Dá
que pensar não pensar muito, assim como soa estranho, passarem os anos, quase
meio século e nós redobrados nas nossas interrogações e incertezas do caminho.
Do percurso que fazemos, das histórias de vida concebidas, dos sonhos e
realidades conseguidas, assim como de tudo o que fomos capazes de enfrentar,
nas alegrias e nas tristezas, no bom e no mau que decifrámos. Um caminho
alucinado de esperanças e iluminado de crenças, umas vezes bem-sucedidos,
outras frustrados, mas quase sempre assentes na banalidade efémera das causas,
por não durarem como queríamos.
Dá
que pensar, lembrando quando fomos crianças e sonhámos em ser crescidos e pelo
meio do caminho recebermos doces e rebuçados, jogos, prendas e enamoramentos e
muitos divertimentos.

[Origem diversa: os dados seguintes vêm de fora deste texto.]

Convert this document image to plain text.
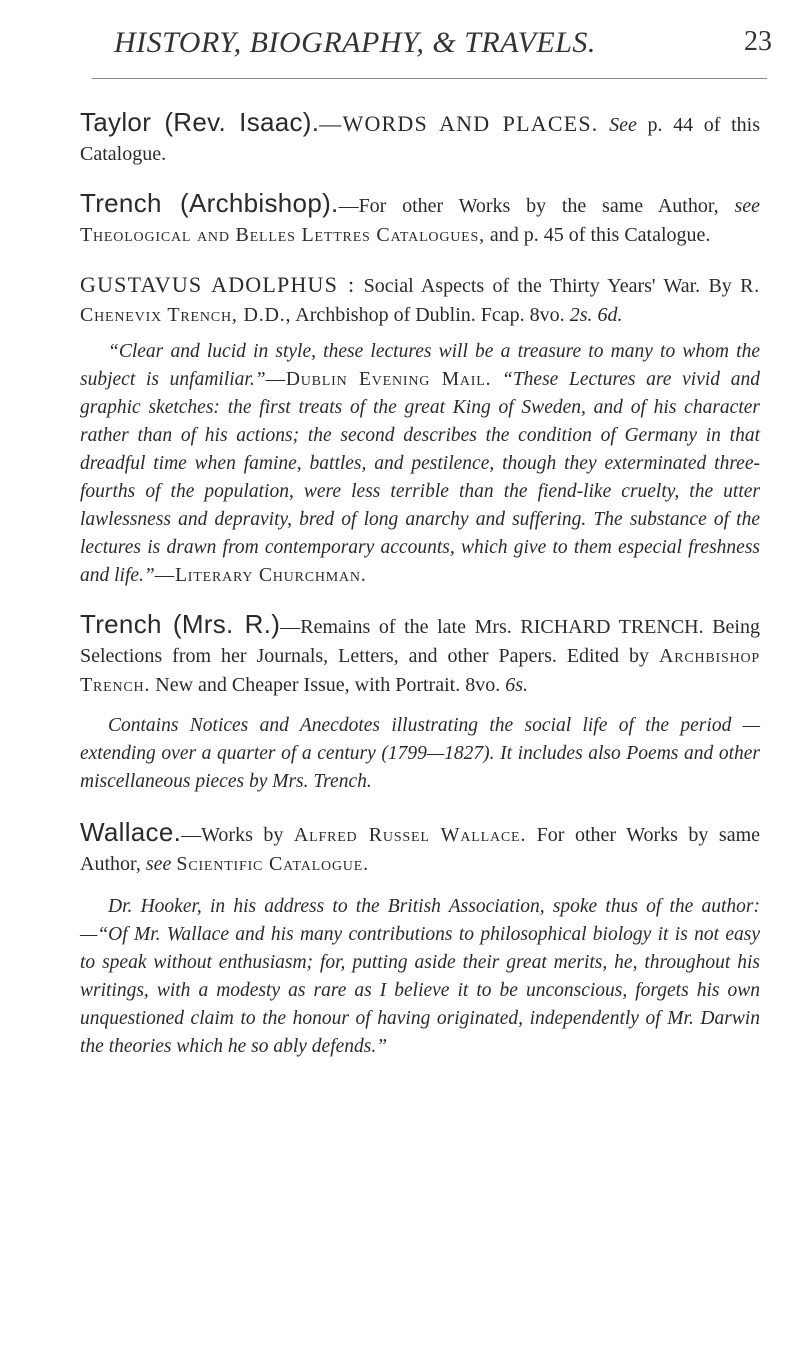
HISTORY, BIOGRAPHY, & TRAVELS.	23

Taylor (Rev. Isaac).—WORDS AND PLACES. See p. 44 of this Catalogue.

Trench (Archbishop).—For other Works by the same Author, see Theological and Belles Lettres Catalogues, and p. 45 of this Catalogue.

GUSTAVUS ADOLPHUS : Social Aspects of the Thirty Years' War. By R. Chenevix Trench, D.D., Archbishop of Dublin. Fcap. 8vo. 2s. 6d.

“Clear and lucid in style, these lectures will be a treasure to many to whom the subject is unfamiliar.”—Dublin Evening Mail. “These Lectures are vivid and graphic sketches: the first treats of the great King of Sweden, and of his character rather than of his actions; the second describes the condition of Germany in that dreadful time when famine, battles, and pestilence, though they exterminated three-fourths of the population, were less terrible than the fiend-like cruelty, the utter lawlessness and depravity, bred of long anarchy and suffering. The substance of the lectures is drawn from contemporary accounts, which give to them especial freshness and life.”—Literary Churchman.

Trench (Mrs. R.)—Remains of the late Mrs. RICHARD TRENCH. Being Selections from her Journals, Letters, and other Papers. Edited by Archbishop Trench. New and Cheaper Issue, with Portrait. 8vo. 6s.

Contains Notices and Anecdotes illustrating the social life of the period —extending over a quarter of a century (1799—1827). It includes also Poems and other miscellaneous pieces by Mrs. Trench.

Wallace.—Works by Alfred Russel Wallace. For other Works by same Author, see Scientific Catalogue.

Dr. Hooker, in his address to the British Association, spoke thus of the author:—“Of Mr. Wallace and his many contributions to philosophical biology it is not easy to speak without enthusiasm; for, putting aside their great merits, he, throughout his writings, with a modesty as rare as I believe it to be unconscious, forgets his own unquestioned claim to the honour of having originated, independently of Mr. Darwin the theories which he so ably defends.”
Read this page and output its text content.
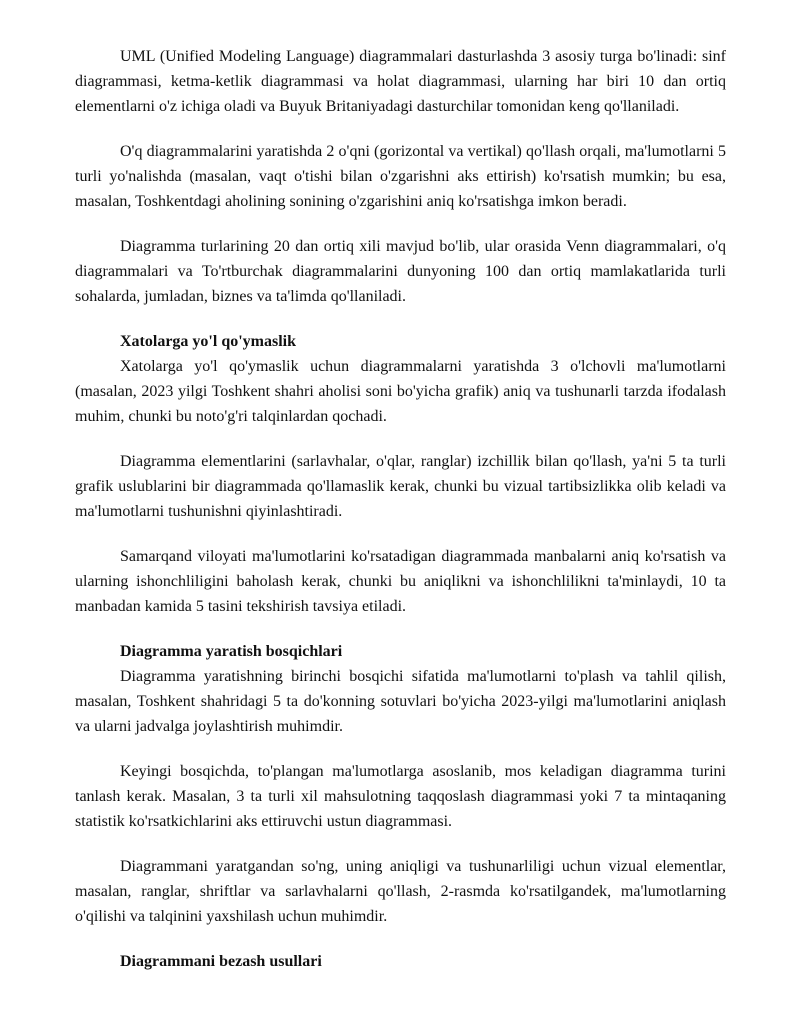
UML (Unified Modeling Language) diagrammalari dasturlashda 3 asosiy turga bo'linadi: sinf diagrammasi, ketma-ketlik diagrammasi va holat diagrammasi, ularning har biri 10 dan ortiq elementlarni o'z ichiga oladi va Buyuk Britaniyadagi dasturchilar tomonidan keng qo'llaniladi.

O'q diagrammalarini yaratishda 2 o'qni (gorizontal va vertikal) qo'llash orqali, ma'lumotlarni 5 turli yo'nalishda (masalan, vaqt o'tishi bilan o'zgarishni aks ettirish) ko'rsatish mumkin; bu esa, masalan, Toshkentdagi aholining sonining o'zgarishini aniq ko'rsatishga imkon beradi.

Diagramma turlarining 20 dan ortiq xili mavjud bo'lib, ular orasida Venn diagrammalari, o'q diagrammalari va To'rtburchak diagrammalarini dunyoning 100 dan ortiq mamlakatlarida turli sohalarda, jumladan, biznes va ta'limda qo'llaniladi.

Xatolarga yo'l qo'ymaslik

Xatolarga yo'l qo'ymaslik uchun diagrammalarni yaratishda 3 o'lchovli ma'lumotlarni (masalan, 2023 yilgi Toshkent shahri aholisi soni bo'yicha grafik) aniq va tushunarli tarzda ifodalash muhim, chunki bu noto'g'ri talqinlardan qochadi.

Diagramma elementlarini (sarlavhalar, o'qlar, ranglar) izchillik bilan qo'llash, ya'ni 5 ta turli grafik uslublarini bir diagrammada qo'llamaslik kerak, chunki bu vizual tartibsizlikka olib keladi va ma'lumotlarni tushunishni qiyinlashtiradi.

Samarqand viloyati ma'lumotlarini ko'rsatadigan diagrammada manbalarni aniq ko'rsatish va ularning ishonchliligini baholash kerak, chunki bu aniqlikni va ishonchlilikni ta'minlaydi, 10 ta manbadan kamida 5 tasini tekshirish tavsiya etiladi.

Diagramma yaratish bosqichlari

Diagramma yaratishning birinchi bosqichi sifatida ma'lumotlarni to'plash va tahlil qilish, masalan, Toshkent shahridagi 5 ta do'konning sotuvlari bo'yicha 2023-yilgi ma'lumotlarini aniqlash va ularni jadvalga joylashtirish muhimdir.

Keyingi bosqichda, to'plangan ma'lumotlarga asoslanib, mos keladigan diagramma turini tanlash kerak. Masalan, 3 ta turli xil mahsulotning taqqoslash diagrammasi yoki 7 ta mintaqaning statistik ko'rsatkichlarini aks ettiruvchi ustun diagrammasi.

Diagrammani yaratgandan so'ng, uning aniqligi va tushunarliligi uchun vizual elementlar, masalan, ranglar, shriftlar va sarlavhalarni qo'llash, 2-rasmda ko'rsatilgandek, ma'lumotlarning o'qilishi va talqinini yaxshilash uchun muhimdir.

Diagrammani bezash usullari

Podemos incluir memórias de tempos e momentos de parcos
recursos e aqui e ali dalguma dor, por ser normal, mas sempre felizes, com
quase nada.
Dá
que pensar lembrar como fomos crescendo, sonhando pela normalidade de quem quer
emprego e posses e família e filhos e carro e casa e mesa e roupa lavada e tudo
o mais que leve a um padrão de conforto, além do que pudesse vir por direito
próprio. Como também a lembrança da caminhada que foi prosseguindo, nem sempre a
melhor, por tantas vezes optarmos por males menores em nome de estabilidade, em
nome de princípios e regras e normas, com amor, com dedicação e sempre, mas
sempre com denodada entrega ao trabalho, malfadada sina de quem não sabe fazer
mais nada.
Dá
que pensar não poder fazer a caminhada contrária, da cova às entranhas, como no
estranho caso de Benjamin Button. Uma interrogação de quem chega a um provável
meio caminho e se desdobra nas encruzilhadas, entre impulsos e recalcamentos,
vontades contidas e desejos incontinentes e amiúde inconsistentes.
Dá
sempre que pensar, mas chegados á ponta de onde se começa a ver vários fins de
ciclo, de amigos que partiram e tempos que não voltam, quase explodimos. Quase
saímos da repetição dos dias e das horas, das rotinas que acenam tontas e quase
diluímos preconceitos de quem não está para mais nada senão para ver e sentir.
De quem já ouviu de tudo e não quer saber de mais nada, de quem já perdeu e já
ganhou, de quem já foi avisado e de quem mais ninguém se lembra se não for
notado.
Pode
parecer estranho desfiar assim um rosário de contas deitadas à vida, desta
forma redonda, mas pode impor-se assim, sem mais.
Pode
parecer estranho, mas só resvalando nalgumas inquietações, numa dose moderada
de interrogações, escutando imprudentes silêncios, se pode augurar o sabor dos
efeitos colaterais de um atrevimento de sentido contrário à norma.